= Inner Asian Mountain Corridor =

Ancient exchange route in Central Asia

The Inner Asian Mountain Corridor (IAMC) was an ancient exchange route in Inner Asia, ranging from the Altai Mountains in Central Asia to the Hindu Kush in South Asia (present-day Afghanistan and northern Pakistan), which took shape in the 3rd millennium BCE. The expansion of the Indo-European Andronovo culture towards the Bactria-Margiana Culture in the second millennium BCE took place along the IAMC, giving way to the Indo-Aryan migration into the Indian subcontinent.

==Mountain Corridor==
The IAMC contributed to the development of mobile pastoralism in the 4th millennium BCE. Bronze Age mobile pastoralists acted as agents between Central Asian cultures and South Asian cultures via the IAMC, spreading domesticated wheats from South and East Asia to Inner Asia.
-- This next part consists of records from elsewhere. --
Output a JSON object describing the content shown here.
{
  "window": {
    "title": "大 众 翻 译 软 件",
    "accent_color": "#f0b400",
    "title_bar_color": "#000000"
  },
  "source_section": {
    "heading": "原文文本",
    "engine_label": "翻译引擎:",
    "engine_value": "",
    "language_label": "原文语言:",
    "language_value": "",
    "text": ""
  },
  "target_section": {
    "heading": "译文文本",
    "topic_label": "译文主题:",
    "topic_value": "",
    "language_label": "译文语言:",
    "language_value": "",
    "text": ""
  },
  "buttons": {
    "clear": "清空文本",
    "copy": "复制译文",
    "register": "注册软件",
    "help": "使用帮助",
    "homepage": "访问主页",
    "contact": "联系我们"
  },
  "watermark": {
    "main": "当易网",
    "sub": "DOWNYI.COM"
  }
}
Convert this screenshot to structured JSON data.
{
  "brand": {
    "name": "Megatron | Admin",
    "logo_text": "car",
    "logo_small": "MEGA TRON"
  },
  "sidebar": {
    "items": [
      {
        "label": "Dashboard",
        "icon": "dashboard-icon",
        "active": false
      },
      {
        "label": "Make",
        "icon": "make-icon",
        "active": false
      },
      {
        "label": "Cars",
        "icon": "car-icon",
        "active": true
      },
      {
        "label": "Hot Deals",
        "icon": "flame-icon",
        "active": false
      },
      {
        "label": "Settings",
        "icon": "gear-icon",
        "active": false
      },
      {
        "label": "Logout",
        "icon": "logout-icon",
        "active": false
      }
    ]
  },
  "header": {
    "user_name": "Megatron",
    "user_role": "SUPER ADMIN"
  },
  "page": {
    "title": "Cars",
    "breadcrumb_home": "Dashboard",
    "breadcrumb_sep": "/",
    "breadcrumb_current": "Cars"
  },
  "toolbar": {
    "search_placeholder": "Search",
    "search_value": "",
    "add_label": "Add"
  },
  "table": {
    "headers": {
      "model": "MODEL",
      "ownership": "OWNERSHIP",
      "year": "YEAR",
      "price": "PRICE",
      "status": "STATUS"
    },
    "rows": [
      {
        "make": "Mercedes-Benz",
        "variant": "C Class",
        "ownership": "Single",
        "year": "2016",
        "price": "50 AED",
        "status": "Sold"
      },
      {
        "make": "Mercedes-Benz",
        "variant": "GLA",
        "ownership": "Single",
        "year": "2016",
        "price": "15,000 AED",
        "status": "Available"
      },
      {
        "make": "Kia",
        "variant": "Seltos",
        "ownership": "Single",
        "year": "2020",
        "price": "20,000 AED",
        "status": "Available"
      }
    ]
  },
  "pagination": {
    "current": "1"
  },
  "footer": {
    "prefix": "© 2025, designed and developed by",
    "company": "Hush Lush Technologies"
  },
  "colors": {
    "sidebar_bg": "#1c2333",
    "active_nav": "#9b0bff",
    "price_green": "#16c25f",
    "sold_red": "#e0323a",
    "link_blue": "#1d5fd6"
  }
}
Bronze Age pastoralists also transmitted horse riding and bronze technology between Europe and China, but also into the Indian subcontinent.

==Indo-European migrations==
In the fourth millennium BCE a mobile pastoralist culture emerged at the Eurasian steppes. From the Pontic–Caspian steppe (present-day Ukraine and Russia), the Indo-European Yamna culture spread westwards toward the Great Hungarian Plain; and north-west it developed into the Corded Ware culture. Expanding eastward, Corded Ware eventually developed into the Sintashta culture, which further developed into the Andronovo culture. According to Narasimhan et al. (2018), the Andronovo-culture extended southwards via the IAMC, reaching into the Bactria-Margiana Culture, from where Indo-European language and culture reached the Indian subcontinent.